Improve documentation for NK_is_AES_supported and NK_send_startup

[robinkrahl]

After looking at the libnitrokey source and the firmware, I’m still not sure what these functions do:

• NK_is_AES_supported – When would this ever be false? When should I check this?
• NK_send_startup – According to the documentation, it is like a combination of get_status_storage and set_time, but libnitrokey never uses the returned data. Why should I call this method and not NK_set_time?

[muellermartin]

I'd say a general documentation for the usage and especially for API would be very useful. Something with Doxygen, Sphinx (with Breathe and Doxygen), or QDoc would be nice.

[robinkrahl]

Very true, I was thinking about compiling an overview document once I’m done with nitrokey-rs and nitrocli.

[szszszsz]

@robinkrahl
NK_is_AES_supported - early Nitrokey App's were checking this, to make sure current device is supporting AES-related functionality. Currently both Pro (0.7+) and Storage (0.36+ and some earlier) are supporting it, so there is no need to use it. It should be deprecated and removed in the next major version.
NK_send_startup - indeed, both the C and C++ API are not returning the result, which is an error. However, the underlying response packet is defined correctly, so using the same implementation as in get_status_storage() will make it work.
I guess this command was created to combine the two mentioned to save the time - early releases had slower communication (with polling set to 100-200 ms).

[robinkrahl]

Could you please also add some more explanations for the NK_get_SD_usage_data function? My understanding is that it returns safe ranges for the creation of a hidden volume. But how is this range chosen – is it the first, last or largest free range? And is it guaranteed to be safe, or is it just a guess?

[szszszsz]

AFAIR NK_get_SD_usage_data simply returns extremes (min/max) of accessed blocks indexes, for both read and write, in the given power cycle.

[robinkrahl]

Interesting! So it could make sense to warn the user if they try to create a hidden volume outside of these bounds, but one should regard them as a safe choice per se, right?

[robinkrahl]

And if it returns (20, 80) – does that mean that all accessed blocks were in the range 20..80, or in the ranges 0..20 and 80..100?

[szszszsz]

Exactly. In Nitrokey App's UI this is simply not possible, since damaging EV could reveal the HV.
AFAIR 20,80 is the default, so the FS' table would have space to grow. The HV should be created within this bound, so between 20% and 80% of the EV.
The procedure is to:

1. Create the EV;
2. Populate EV with data one can reveal;
3. Get the usage bounds;
4. Create HV within the bounds.

One must never use the EV further on to not damage HV by overwriting it. There are no protections by design, as it must not be revealed.

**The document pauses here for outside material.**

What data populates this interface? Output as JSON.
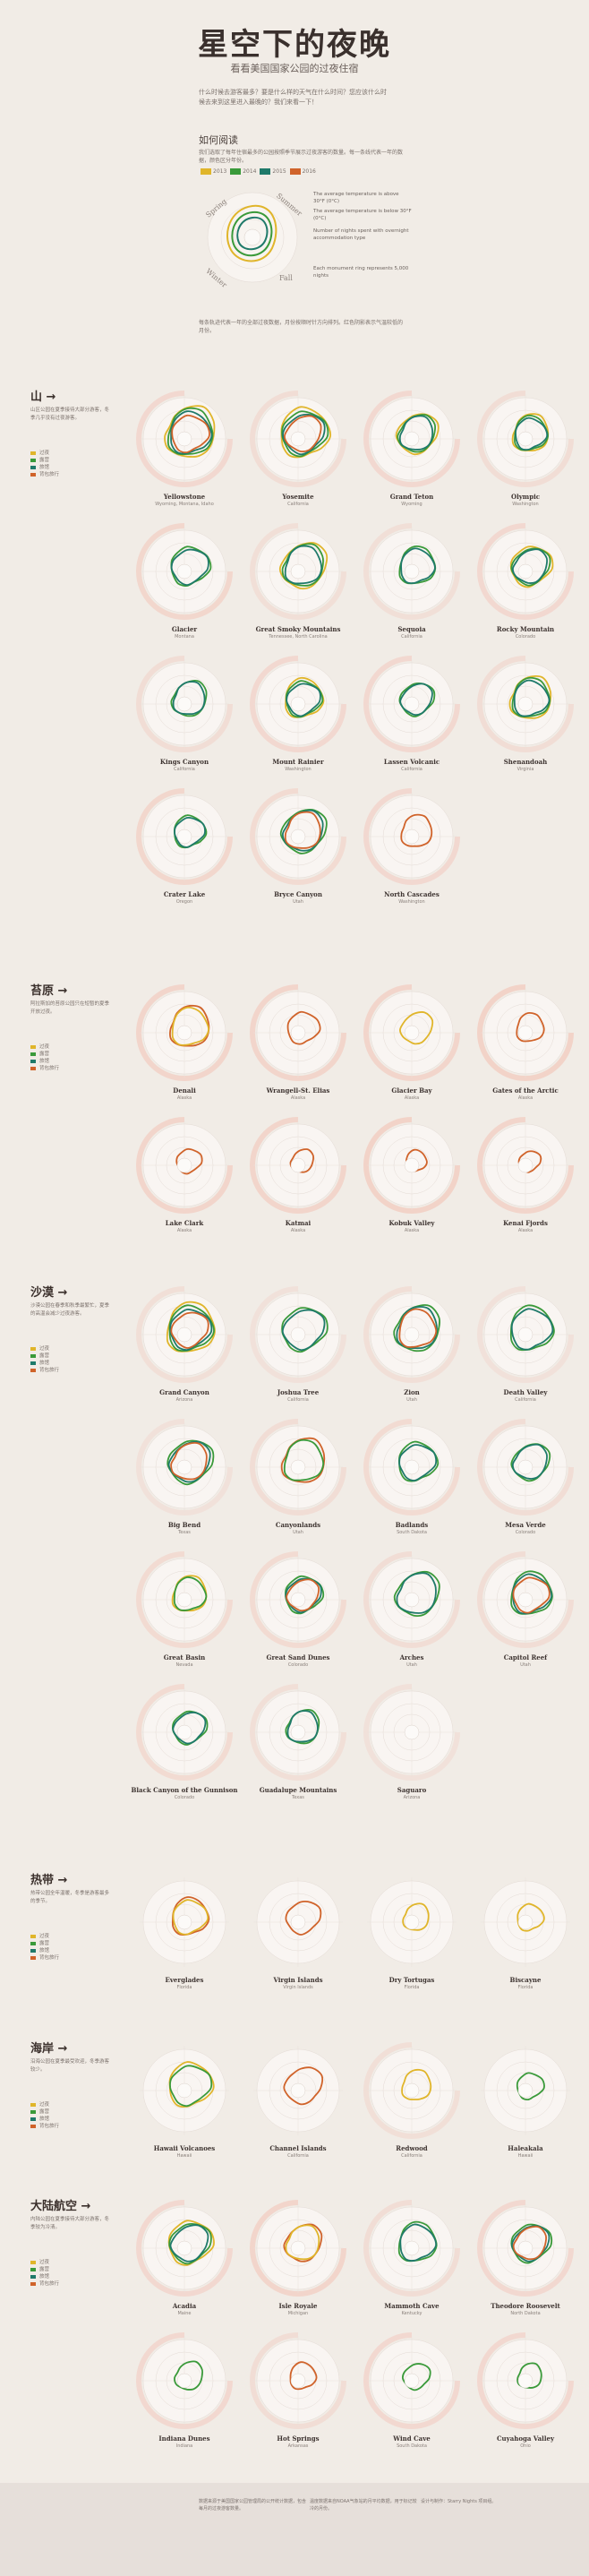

Edit: some FS's write its backup data in the center of the volume (e.g. NTFS), so the inital bounds could be e.g. 20,50.
Edit: to reply to the question, the accessed blocks should be out of the provided bounds for this power cycle.

[robinkrahl]

Thanks for the explanation! (By the way, 20..80 was just an example – I get 1..99 for an unused Storage.)

[szszszsz]

I see. It must be default in the Nitrokey App then.